Being a Missionary Changed My Life

This article was originally posted on January 29th, 2022, on Adventist Review.

The heavy shelling began abruptly in the South Sudanese capital, Juba.

Argentine missionary doctor Peter Fenoy immediately ran out of his office on the compound of the regional headquarters of the Seventh-day Adventist church. Security training had taught him about the danger of staying in a building during an attack. If a shell hit the building, he was more likely to be injured than if he was on the street. It was safest to be on the ground, lying near a wall.

Peter saw adults lying on the ground, and children were running. He heard shells falling. He looked around for his wife, Natasha. She was nowhere in sight.

A woman watching over smiling school-children.

“Natasha! Natasha!” he called.

Running back into the building, he found Natasha sitting at her computer typing a work report.

“What are you doing?” he cried.

Natasha looked up. Her face was expressionless.

“If it happens, it happens,” she said. “If not, it wasn’t our time.”

It was then that Peter understood how deeply Natasha had been scarred as a child by civil war in her birthplace of South Ossetia in the former Soviet Union. As the shells fell in South Sudan, she felt nothing. Her attitude was “If I die, I die.”

Peter and Natasha had moved to South Sudan to bring healing to people affected by a 22-year civil war. Their three-year stint also ended up providing healing to Natasha as she overcame childhood trauma and learned that war is not normal after all.

“When I came to Africa, I learned how abnormal it is,” Natasha said. “I had never heard about the trauma that armed conflicts leave on a person and how they change the personality.”

Natasha’s heart-changing experience has been repeated in the lives of many missionaries, church leaders said. Every missionary who surrenders to the Holy Spirit experiences a change of heart. Missionaries may go to share the gospel, but discover the gospel making a difference in their own hearts.

“The one thing I hear over and over is some variation of the expression ‘I expected to help the people, but in fact I’m the one who has been blessed,’ ” said Gary Krause, director of Adventist Mission and a former missionary kid. “In fact, I hear it so often that it has almost become a cliché.”

Change is required just to become a missionary, said Oscar Osindo, interim director of the General Conference’s Institute of World Mission, which provides cross-cultural training for all church missionaries. By accepting the call to serve, a missionary leaves a familiar culture and travels into the unknown following the example of Jesus, who left the comfort of heaven for the dark earth.

A child looks up and points to the hand of a missionary leading this child and his friends.

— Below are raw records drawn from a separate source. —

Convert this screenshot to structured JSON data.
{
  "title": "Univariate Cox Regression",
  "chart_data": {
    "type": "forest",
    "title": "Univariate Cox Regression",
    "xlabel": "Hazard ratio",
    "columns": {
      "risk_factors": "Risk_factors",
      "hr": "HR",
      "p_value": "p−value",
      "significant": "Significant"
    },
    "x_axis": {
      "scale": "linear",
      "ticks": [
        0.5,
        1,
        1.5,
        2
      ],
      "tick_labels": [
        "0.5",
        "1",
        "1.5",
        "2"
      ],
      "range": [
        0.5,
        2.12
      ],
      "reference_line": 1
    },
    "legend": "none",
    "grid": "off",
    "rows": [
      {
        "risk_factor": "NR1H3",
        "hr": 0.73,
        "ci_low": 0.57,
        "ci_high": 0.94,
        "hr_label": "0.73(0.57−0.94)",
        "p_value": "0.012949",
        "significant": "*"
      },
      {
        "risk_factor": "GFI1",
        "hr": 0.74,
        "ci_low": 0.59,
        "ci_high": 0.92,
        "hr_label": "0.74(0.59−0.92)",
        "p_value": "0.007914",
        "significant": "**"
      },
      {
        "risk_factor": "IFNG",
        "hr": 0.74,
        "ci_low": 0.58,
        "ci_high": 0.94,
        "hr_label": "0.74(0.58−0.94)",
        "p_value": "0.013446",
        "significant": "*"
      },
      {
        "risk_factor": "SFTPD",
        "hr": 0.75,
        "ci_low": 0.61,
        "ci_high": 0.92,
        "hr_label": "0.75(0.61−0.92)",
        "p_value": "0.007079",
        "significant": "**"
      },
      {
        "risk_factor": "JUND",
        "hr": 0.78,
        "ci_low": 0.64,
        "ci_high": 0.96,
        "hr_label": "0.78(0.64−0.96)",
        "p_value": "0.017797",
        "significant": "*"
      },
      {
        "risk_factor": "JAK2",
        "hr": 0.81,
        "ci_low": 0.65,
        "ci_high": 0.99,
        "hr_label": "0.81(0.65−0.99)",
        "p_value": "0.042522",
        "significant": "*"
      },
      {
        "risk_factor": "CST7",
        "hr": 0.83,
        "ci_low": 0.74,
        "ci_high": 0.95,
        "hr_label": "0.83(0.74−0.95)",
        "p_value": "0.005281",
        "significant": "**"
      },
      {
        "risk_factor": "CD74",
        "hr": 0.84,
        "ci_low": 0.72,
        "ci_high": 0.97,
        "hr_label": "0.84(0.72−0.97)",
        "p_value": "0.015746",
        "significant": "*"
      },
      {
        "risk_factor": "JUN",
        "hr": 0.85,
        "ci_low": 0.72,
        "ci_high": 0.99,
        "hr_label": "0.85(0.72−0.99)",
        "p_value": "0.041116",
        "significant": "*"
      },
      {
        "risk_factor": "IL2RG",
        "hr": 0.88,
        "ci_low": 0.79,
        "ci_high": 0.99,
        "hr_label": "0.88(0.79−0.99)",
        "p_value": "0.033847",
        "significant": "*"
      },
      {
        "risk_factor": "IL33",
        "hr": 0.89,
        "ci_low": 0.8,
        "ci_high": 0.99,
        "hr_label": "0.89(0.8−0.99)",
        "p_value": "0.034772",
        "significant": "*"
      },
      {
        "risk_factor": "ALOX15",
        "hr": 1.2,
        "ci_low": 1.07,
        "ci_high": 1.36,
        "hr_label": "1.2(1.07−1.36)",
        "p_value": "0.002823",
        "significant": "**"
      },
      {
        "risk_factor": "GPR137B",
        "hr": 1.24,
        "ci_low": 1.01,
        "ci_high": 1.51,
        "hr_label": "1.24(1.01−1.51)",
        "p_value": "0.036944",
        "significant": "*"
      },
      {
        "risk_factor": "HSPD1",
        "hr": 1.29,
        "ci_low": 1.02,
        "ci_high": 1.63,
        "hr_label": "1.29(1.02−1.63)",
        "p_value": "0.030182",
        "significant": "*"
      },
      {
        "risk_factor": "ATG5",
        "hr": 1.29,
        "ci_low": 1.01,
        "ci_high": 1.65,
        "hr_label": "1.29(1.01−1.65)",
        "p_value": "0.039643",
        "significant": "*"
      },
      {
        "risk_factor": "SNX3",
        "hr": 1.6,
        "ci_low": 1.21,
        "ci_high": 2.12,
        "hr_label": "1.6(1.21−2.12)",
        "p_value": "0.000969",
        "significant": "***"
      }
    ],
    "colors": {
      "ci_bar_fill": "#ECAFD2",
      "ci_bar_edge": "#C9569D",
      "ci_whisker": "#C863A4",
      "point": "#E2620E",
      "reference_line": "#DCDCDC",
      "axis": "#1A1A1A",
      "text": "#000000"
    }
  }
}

“As missionaries incarnate the life of Christ in a different culture, they see themselves in others, and the cross of Christ breaks the dividing wall with others,” Osindo said. “The blood of Christ unites the two into one humanity, and the missionary will never be the same again.”

Thousands of Seventh-day Adventists have left their homes to fulfill the Great Commission of Jesus, who said, “Go therefore and make disciples of all the nations, baptizing them in the name of the Father and of the Son and of the Holy Spirit, teaching them to observe all things that I have commanded you” (Matt. 28:19, 20). Currently about 400 families are serving as long-term ISE (Interdivision Service Employees) missionaries, while hundreds go every year as short-term AVS (Adventist Volunteer Service) volunteers. They also go as Global Mission pioneers, reaching out to unreached people groups in their own countries; tentmakers, who use their professions to work in restricted countries; and volunteers with the Asia-based 1000 Missionary Movement and supporting ministries such as Adventist Frontier Missions in the United States.

Most missionaries seek to grow and change in order to fulfill their calling, said Cheryl Doss, a longtime missionary and recently retired director of the Institute of World Mission. “The experiences they face, the intercultural challenges they deal with, the trials and tribulations that always come in the mission field, mean they have to change or break,” she said. “Most change into people with beautiful servant hearts open to the needs of the world.”

Only missionaries who resolutely resist fail to experience any changes in their lives, Osindo said, adding that those who resist “never finish their terms, or they struggle.”

Missionaries who surrender to God and allow their hearts to be moulded by Him have remarkable stories, he said. “They learn to trust more in the Lord, and they live to tell incredible stories,” he said.